The new assignment “cements his status as a possible successor to Francis,” according to Vatican expert John Allen Jr.
“Assuming a conclave isn’t on the horizon for a while, the timing likely would put Tagle into his mid-to-late 60s, which might strike electors as about right - young enough to govern, but old enough not to be there forever,” he wrote.
Fr. Rufino Sescon Jr., a member of the Manila archdiocese’s laity formation commission, played down Tagle’s possible “papabile” status with the new assignment.
“I want to look at it more from the angle that Pope Francis really wants to expedite and reinforce his missionary and evangelization thrust and reform for the Church.

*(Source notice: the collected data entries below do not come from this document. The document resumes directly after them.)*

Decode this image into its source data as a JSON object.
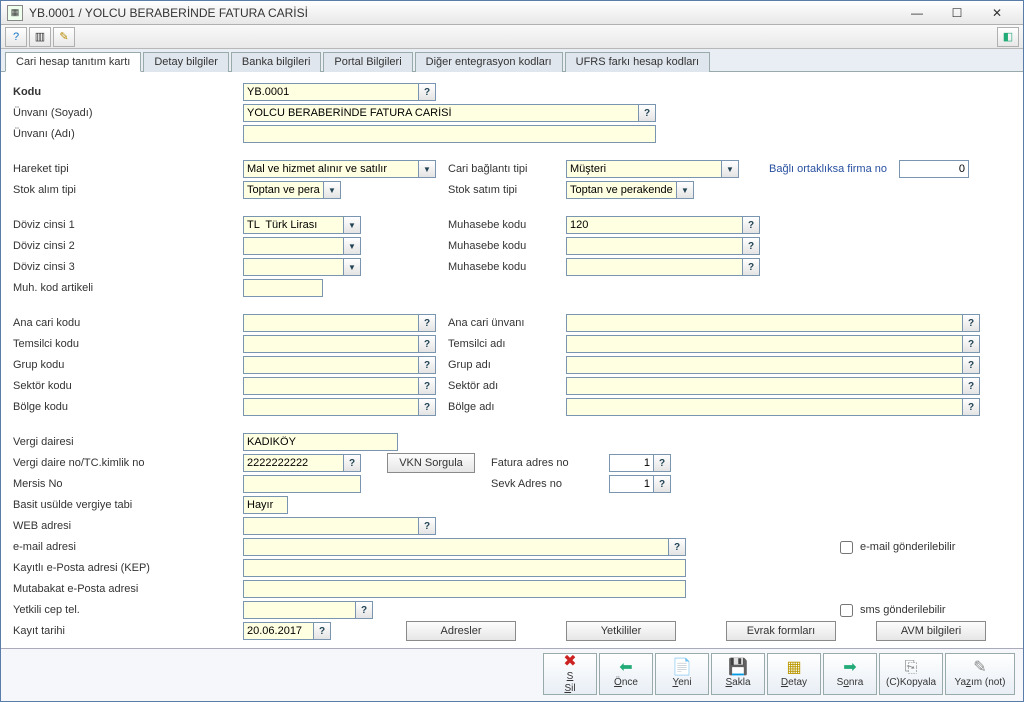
{
  "window": {
    "title": "YB.0001 / YOLCU BERABERİNDE FATURA CARİSİ"
  },
  "tabs": {
    "list": [
      "Cari hesap tanıtım kartı",
      "Detay bilgiler",
      "Banka bilgileri",
      "Portal Bilgileri",
      "Diğer entegrasyon kodları",
      "UFRS farkı hesap kodları"
    ]
  },
  "labels": {
    "kodu": "Kodu",
    "unvaniSoyadi": "Ünvanı (Soyadı)",
    "unvaniAdi": "Ünvanı (Adı)",
    "hareketTipi": "Hareket tipi",
    "stokAlimTipi": "Stok alım tipi",
    "cariBaglantiTipi": "Cari bağlantı tipi",
    "stokSatimTipi": "Stok satım tipi",
    "bagliFirmaNo": "Bağlı ortaklıksa firma no",
    "doviz1": "Döviz cinsi 1",
    "doviz2": "Döviz cinsi 2",
    "doviz3": "Döviz cinsi 3",
    "muhKodArtikeli": "Muh. kod artikeli",
    "muhasebeKodu": "Muhasebe kodu",
    "anaCariKodu": "Ana cari kodu",
    "anaCariUnvani": "Ana cari ünvanı",
    "temsilciKodu": "Temsilci kodu",
    "temsilciAdi": "Temsilci adı",
    "grupKodu": "Grup kodu",
    "grupAdi": "Grup adı",
    "sektorKodu": "Sektör kodu",
    "sektorAdi": "Sektör adı",
    "bolgeKodu": "Bölge kodu",
    "bolgeAdi": "Bölge adı",
    "vergiDairesi": "Vergi dairesi",
    "vergiNo": "Vergi daire no/TC.kimlik no",
    "mersisNo": "Mersis No",
    "basitUsul": "Basit usülde vergiye tabi",
    "webAdresi": "WEB adresi",
    "emailAdresi": "e-mail adresi",
    "kep": "Kayıtlı e-Posta adresi (KEP)",
    "mutabakat": "Mutabakat e-Posta adresi",
    "yetkiliCep": "Yetkili cep tel.",
    "kayitTarihi": "Kayıt tarihi",
    "faturaAdresNo": "Fatura adres no",
    "sevkAdresNo": "Sevk Adres no",
    "emailGonder": "e-mail gönderilebilir",
    "smsGonder": "sms gönderilebilir"
  },
  "buttons": {
    "vknSorgula": "VKN Sorgula",
    "adresler": "Adresler",
    "yetkililer": "Yetkililer",
    "evrakFormlari": "Evrak formları",
    "avmBilgileri": "AVM bilgileri"
  },
  "values": {
    "kodu": "YB.0001",
    "unvaniSoyadi": "YOLCU BERABERİNDE FATURA CARİSİ",
    "unvaniAdi": "",
    "hareketTipi": "Mal ve hizmet alınır ve satılır",
    "stokAlimTipi": "Toptan ve perakende",
    "cariBaglantiTipi": "Müşteri",
    "stokSatimTipi": "Toptan ve perakende",
    "bagliFirmaNo": "0",
    "doviz1": "TL  Türk Lirası",
    "doviz2": "",
    "doviz3": "",
    "muhKodArtikeli": "",
    "muhasebeKodu1": "120",
    "muhasebeKodu2": "",
    "muhasebeKodu3": "",
    "anaCariKodu": "",
    "anaCariUnvani": "",
    "temsilciKodu": "",
    "temsilciAdi": "",
    "grupKodu": "",
    "grupAdi": "",
    "sektorKodu": "",
    "sektorAdi": "",
    "bolgeKodu": "",
    "bolgeAdi": "",
    "vergiDairesi": "KADIKÖY",
    "vergiNo": "2222222222",
    "mersisNo": "",
    "basitUsul": "Hayır",
    "webAdresi": "",
    "emailAdresi": "",
    "kep": "",
    "mutabakat": "",
    "yetkiliCep": "",
    "kayitTarihi": "20.06.2017",
    "faturaAdresNo": "1",
    "sevkAdresNo": "1"
  },
  "bottom": {
    "sil": "Sil",
    "once": "Önce",
    "yeni": "Yeni",
    "sakla": "Sakla",
    "detay": "Detay",
    "sonra": "Sonra",
    "kopyala": "(C)Kopyala",
    "yazim": "Yazım (not)"
  }
}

He wants it done soon & he needs trusted and able collaborators,” Sescon told ABS-CBN News.
Tagle has his work cut out for him in the 397-year-old Vatican office in charge of the “transmission and dissemination of the faith throughout the whole world.” It also handles the Catholic Church’s “diverse missionary efforts and initiatives.”
He brings to Rome “a combination of his intellectual acumen and pastoral experiences, which many in the Vatican may not both have as the curia is known for having bureaucrats lacking in pastoral exposure,” said Fr. Jerome Secillano, executive secretary of the Catholic Bishops’ Conference of the Philippines’ public affairs office.
Tagle spent 8 years as Manila archbishop tending to its flock of 2.8 million Catholics. Prior to Manila, he had spent 3 years as an associate pastor in Mendez, Cavite, and later became bishop of Imus.
In Manila, the archbishop, a gifted communicator known for his impassioned preaching, “gave a renewed face of the Church to people especially to the youth,” Sescon said.
Tagle can provide the “face” needed by the Catholic Church today to “connect and appeal” to more people, he said.
“Evangelization really consumes his heart. No wonder Pope Francis saw it in him. Hopefully, this will inspire the Church at large to really have a missionary/evangelization dimension in all her programs,” Sescon said.
Tagle has been widely considered as among the most popular church leaders in Asia, his strong credentials and pastoral experience not left unnoticed by the Vatican.
He served in various capacities under the Congregation for Catholic Education, the Pontifical Council for the Family, and the Pontifical Council for the Pastoral Care of Migrants and Itinerant Peoples.
Tagle heads Caritas Internationalis, coordinating charity work among 165 Catholic relief organizations worldwide.
“His transfer to the Vatican is definitely a great loss to the people of Manila,” Secillano told ABS-CBN News. “But his new position gives him a clear mandate on how to chart courses of action that will stir the Church in these trying times.”